= Howard Brubeck =

American composer and music educator

Howard Rengstorff Brubeck (July 11, 1916 - February 16, 1993) was a composer and music educator and the older brother of jazz pianist Dave Brubeck. His best known work, Dialogues for Jazz Combo and Orchestra, premiered at Carnegie Hall December 10, 1959, with the Dave Brubeck Quartet and Leonard Bernstein conducting the New York Philharmonic and was recorded on Bernstein Plays Brubeck Plays Bernstein in 1961. His California Suite, also from the 1950s, was performed in San Francisco and in Brussels. According to the Grove Dictionary of Music, "The influence of Milhaud – and sometimes echoes of Copland – can be heard in his music; a flair for orchestral writing, secure craftsmanship and sophisticated wit are also in evidence." He wrote liner notes for many of his brother's commercial recordings, and transcribed, edited, and arranged much of his brother's music for publication.
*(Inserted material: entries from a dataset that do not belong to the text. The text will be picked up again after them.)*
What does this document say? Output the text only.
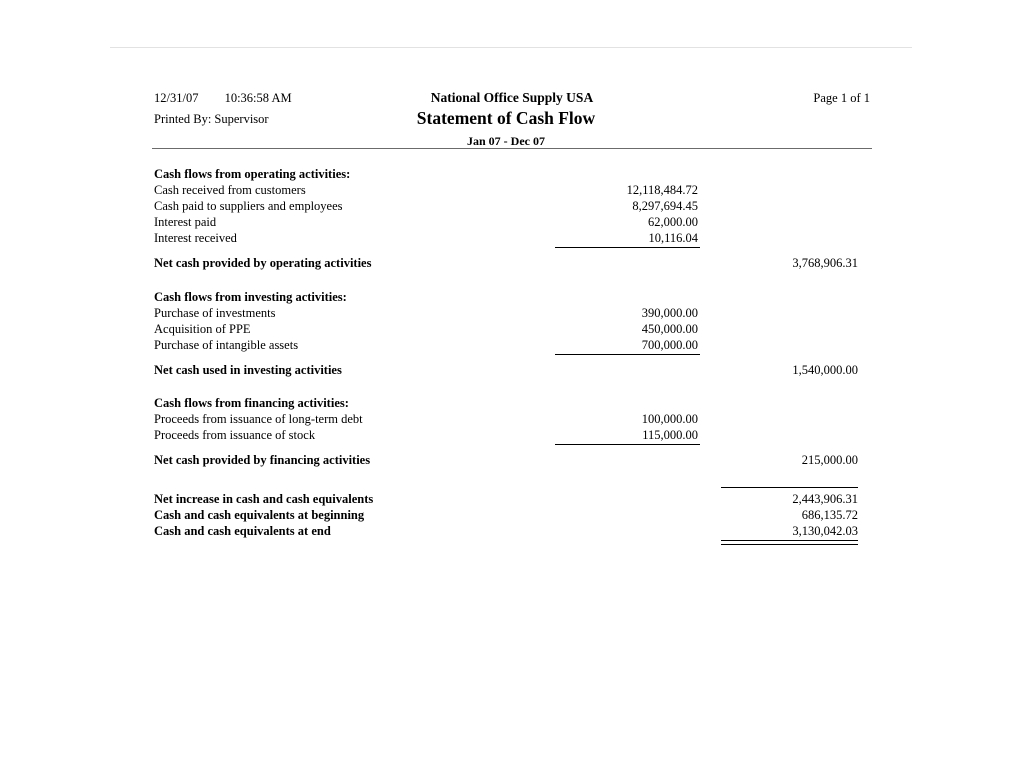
12/31/07 10:36:58 AM	National Office Supply USA	Page 1 of 1
Printed By: Supervisor	Statement of Cash Flow
Jan 07 - Dec 07
Cash flows from operating activities:
Cash received from customers	12,118,484.72
Cash paid to suppliers and employees	8,297,694.45
Interest paid	62,000.00
Interest received	10,116.04
Net cash provided by operating activities	3,768,906.31
Cash flows from investing activities:
Purchase of investments	390,000.00
Acquisition of PPE	450,000.00
Purchase of intangible assets	700,000.00
Net cash used in investing activities	1,540,000.00
Cash flows from financing activities:
Proceeds from issuance of long-term debt	100,000.00
Proceeds from issuance of stock	115,000.00
Net cash provided by financing activities	215,000.00
Net increase in cash and cash equivalents	2,443,906.31
Cash and cash equivalents at beginning	686,135.72
Cash and cash equivalents at end	3,130,042.03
Howard Brubeck was born July 11, 1916, in Concord, California and died February 16, 1993, in La Mesa, California. He earned a Bachelor of Arts in Music from San Francisco State College in 1938 and a Master of Arts in Music from Mills College in 1941, studying with Darius Milhaud, and Domenico Brescia. He taught high school briefly and then became Milhaud's assistant at Mills College. At Mills Brubeck also wrote incidental music for various French plays produced by Milhaud's wife Madeleine. In 1950 Brubeck was appointed composition instructor at San Diego State College. He was hired as chairman of the music department of Palomar Junior College in San Marcos, California in 1953 and promoted to Dean of Humanities in 1966. He retired in 1978. The Brubeck Theater at Palomar College is named in his honor and work there.